Report of Limb Girdle Muscular Dystrophy Type 2A in 6 Iranian Patients, One With a Novel Deletion in Capn3 Gene Publisher Pubmed



Fadaee M^{1, 2} ; Kariminejad A² ; Fattahi Z^{1, 2} ; Nafissi S³ ; Godarzi HR^{4, 7} ; Beheshtian M^{1, 2} ; Vazehan R² ; Akbari MR^{5, 6} ; Kahrizi K¹ ; Najmabadi H^{1, 2} Show Affiliations
Source: Neuromuscular Disorders Published:2016

Abstract

Calpain3 is a calcium-dependent intracellular protease involved in an autosomal recessive form of muscular dystrophy known as limb-girdle muscular dystrophy type 2A. Many pathogenic mutations have been identified in calpain3, encoded by the CAPN3 gene, which leads to weakness of the pelvic and shoulder girdle muscles.
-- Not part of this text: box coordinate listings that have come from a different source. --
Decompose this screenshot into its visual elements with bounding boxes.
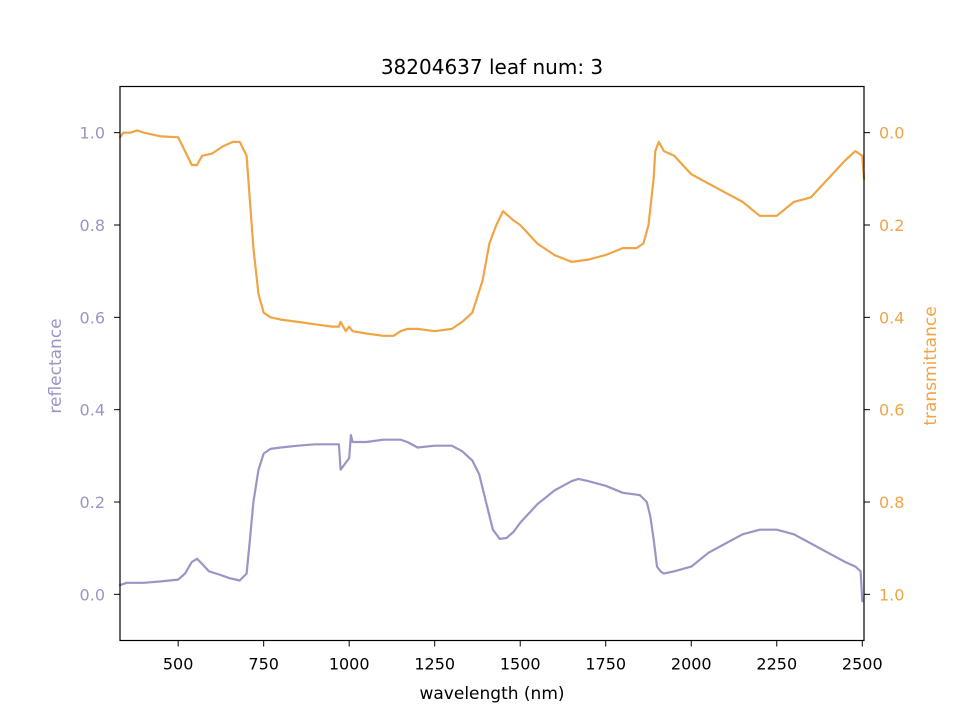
right-axis-title: transmittance <box>921 306 941 425</box>
left-y-tick-label: 0.4 <box>80 401 105 420</box>
left-y-axis: 0.0 0.2 0.4 0.6 0.8 1.0 <box>80 124 120 604</box>
right-y-tick-label: 1.0 <box>879 585 904 604</box>
x-axis: 500 750 1000 1250 1500 1750 2000 2250 2500 <box>163 640 883 674</box>
x-tick-label: 2500 <box>842 655 883 674</box>
left-y-tick-label: 1.0 <box>80 124 105 143</box>
chart-title: 38204637 leaf num: 3 <box>381 55 603 79</box>
left-y-tick-label: 0.6 <box>80 308 105 327</box>
x-tick-label: 2000 <box>671 655 712 674</box>
left-y-tick-label: 0.0 <box>80 585 105 604</box>
reflectance-line <box>118 434 864 603</box>
left-y-tick-label: 0.2 <box>80 493 105 512</box>
x-tick-label: 1500 <box>500 655 541 674</box>
series-layer <box>118 129 866 603</box>
right-y-tick-label: 0.2 <box>879 216 904 235</box>
x-tick-label: 500 <box>163 655 194 674</box>
x-axis-title: wavelength (nm) <box>419 684 564 704</box>
right-y-tick-label: 0.4 <box>879 308 904 327</box>
transmittance-line <box>118 129 866 337</box>
plot-frame <box>119 85 865 642</box>
right-y-tick-label: 0.6 <box>879 401 904 420</box>
x-tick-label: 1000 <box>329 655 370 674</box>
right-y-tick-label: 0.0 <box>879 124 904 143</box>
right-y-tick-label: 0.8 <box>879 493 904 512</box>
left-y-tick-label: 0.8 <box>80 216 105 235</box>
right-y-axis: 0.0 0.2 0.4 0.6 0.8 1.0 <box>864 124 904 604</box>
x-tick-label: 1250 <box>414 655 455 674</box>
x-tick-label: 2250 <box>756 655 797 674</box>
left-axis-title: reflectance <box>46 318 66 413</box>
x-tick-label: 1750 <box>585 655 626 674</box>
x-tick-label: 750 <box>248 655 279 674</box>
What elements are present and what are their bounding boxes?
In the present study, whole exome sequencing was performed on six unrelated Iranian families who presented with progressive muscle weakness, with a strong suspicion of Calpainopathies. Genetic analysis of CAPN3 gene revealed five causative variants which had not been reported in the Iranian population before including a novel 6 bp deletion (c.795_800delCATTGA) and four previously reported mutations (c.1939G > T, c.2243G > A, c.2257delGinsAA, and c.2380 + 2T > G). Our findings indicate that exome sequencing can be a very effective and affordable method to diagnose heterogeneous muscular dystrophies, especially in consanguineous populations such as Iran. © 2016 Elsevier B.V.